On August 14, 2023, geography lost a vital voice, Dr. Karen Bakker. She was a professor at the Department of Geography at University of British Columbia since 2002, having earned her Ph.D. at Oxford University, where she was a Rhodes Scholar. She leaves an astonishing record of achievement: as Fellow of the Radcliffe Institute for Advanced Study 2022-3; as recipient of a John Simon Guggenheim Memorial Foundation Fellowship 2022, a SSHRC Connection Award and Trudeau Fellowship in 2017; and as Stanford University’s Annenberg Fellow in Communication, and Fellow of the Royal Society of Canada’s College of New Scholars. She is the author of more than 100 academic publications and seven books.

In 2005, she was recognized with the AAG Glenda Laws Award for her uncompromising commitment to advance understandings of the nature of governance, the significance of natural resources, and the importance of distributive justice in contemporary societies. She organized many panels and presentations at AAG meetings, particularly on the topic of water governance. She also supervised more than 30 graduate students and postdocs, secured funding for indigenous scholars in the department, and oversaw the work of scores of undergraduate students.

In recent years, Dr. Bakker brought her geographical fascinations with environmental perception and scientific world-making to the realm of sound. In The Sounds of Life (Princeton 2021), she builds a prismatic portrait of planetary ecology through the medium of chirps, buzzes, and low cetacean moans. The book garnered immediate critical acclaim, including from the very scientists it featured. It also reaches a broad public through her April 2023 TED Talk. Her next book, Gaia’s Web, (upcoming with MIT Press), explores how interconnected digital and natural networks will impact biodiversity conservation, environmental governance, and cultivate greater empathy for other species. Both books drew from her Smart Earth Project seeking to mobilize digital technologies to address some of the most pressing challenges of the Anthropocene.

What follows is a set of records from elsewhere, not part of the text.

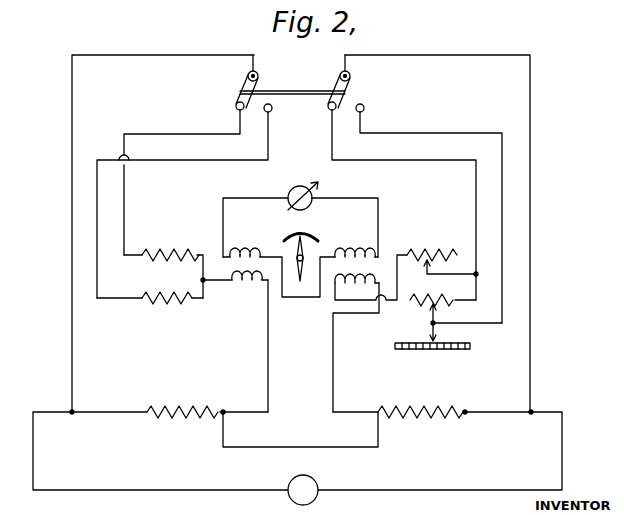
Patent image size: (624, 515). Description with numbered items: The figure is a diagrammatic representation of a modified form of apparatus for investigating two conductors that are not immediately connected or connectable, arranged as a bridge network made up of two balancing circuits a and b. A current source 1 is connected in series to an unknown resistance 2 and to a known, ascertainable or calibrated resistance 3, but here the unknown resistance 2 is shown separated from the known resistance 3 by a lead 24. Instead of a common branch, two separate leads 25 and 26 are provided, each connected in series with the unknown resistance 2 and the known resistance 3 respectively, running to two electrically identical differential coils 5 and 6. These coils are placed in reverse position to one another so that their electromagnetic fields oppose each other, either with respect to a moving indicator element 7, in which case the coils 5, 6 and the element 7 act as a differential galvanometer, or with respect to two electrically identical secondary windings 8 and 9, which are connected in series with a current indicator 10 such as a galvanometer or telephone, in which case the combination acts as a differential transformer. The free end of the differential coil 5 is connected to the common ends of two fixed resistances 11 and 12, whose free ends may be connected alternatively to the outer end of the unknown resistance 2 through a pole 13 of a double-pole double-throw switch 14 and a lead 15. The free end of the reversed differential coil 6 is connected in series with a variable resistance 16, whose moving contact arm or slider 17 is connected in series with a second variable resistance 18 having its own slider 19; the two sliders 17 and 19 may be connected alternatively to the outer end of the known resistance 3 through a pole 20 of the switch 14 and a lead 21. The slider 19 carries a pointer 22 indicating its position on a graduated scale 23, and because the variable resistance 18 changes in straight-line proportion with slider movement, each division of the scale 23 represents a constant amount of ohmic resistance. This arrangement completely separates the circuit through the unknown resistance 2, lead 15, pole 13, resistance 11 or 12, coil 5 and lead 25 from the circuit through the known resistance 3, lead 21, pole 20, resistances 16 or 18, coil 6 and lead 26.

The current source 1 is at (286, 503).
The unknown resistance 2 is at (200, 418).
The known, ascertainable or calibrated resistance 3 is at (455, 418).
The differential coil 5 is at (250, 290).
The reversed differential coil 6 is at (345, 290).
The moving indicator element 7 is at (308, 246).
The secondary winding 8 is at (252, 257).
The secondary winding 9 is at (353, 256).
The current indicator 10 is at (297, 186).
The fixed resistance 11 is at (170, 251).
The fixed resistance 12 is at (190, 302).
The pole of double-pole double-throw switch 13 is at (240, 98).
The double-pole double-throw switch 14 is at (295, 88).
The lead 15 is at (72, 218).
The variable resistance 16 is at (440, 253).
The moving contact arm or slider 17 is at (424, 275).
The variable resistance 18 is at (431, 294).
The moving contact arm or slider 19 is at (430, 321).
The pole of double-pole double-throw switch 20 is at (342, 100).
The lead 21 is at (530, 222).
The pointer 22 is at (430, 334).
The graduated scale 23 is at (434, 351).
The lead 24 is at (316, 447).
The lead 25 is at (267, 348).
The lead 26 is at (335, 348).
The balancing circuit a is at (74, 88).
The balancing circuit b is at (530, 75).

Karen Bakker will be remembered too, for her fierce public engagement. She founded the Program on Water Governance at UBC, where she produced insightful analysis about the environmental, social and economic impacts of large dams like Site C and on a range of critical issues including water security, water privatization, Indigenous water sovereignty, and the human right to water. Research results from these studies have circulated widely in the media, and connected diverse academic, policy, and practitioner worlds.

At UBC, and in the community, Dr. Bakker was an outspoken advocate for equity issues, leading the pay equity process as the Chair of the Faculty Association Status of Women committee. She also frequently engaged local politicians on social and environmental issues of concern to the community — hosting meet-the-candidate nights and engaging in debate on key issues.

The faculty and staff of UBC has said, “We will remember Karen as multi-faceted and superbly talented in all realms. Writing, speaking, researching, or chatting about any topic imaginable, Karen always had interesting things to say and could offer incisive commentary and engaged banter — whether it be about cooking, gardening, stand up paddle boarding, or the local food cart scene in Vancouver. Indeed, alongside her academic pursuits she authored award winning books about feeding children healthful food under her nom de plume Karen Le Billon.”

Dr. Bakker was a committed mother, partner, and friend who transformed fields of knowledge related to water governance, neoliberal natures, and digital environmentalism. She also transformed those who worked alongside her. Her immense energy, passion, and intellect will be dearly missed. We join the UBC faculty in its statement, “We grieve together with her family, friends, and all the communities of which she was a part.”

This remembrance draws deeply from “Remembering Karen Bakker” on the University of British Columbia website, and is used with modifications and permissions from Dr. Bakker’s partner Phillip Le Billon.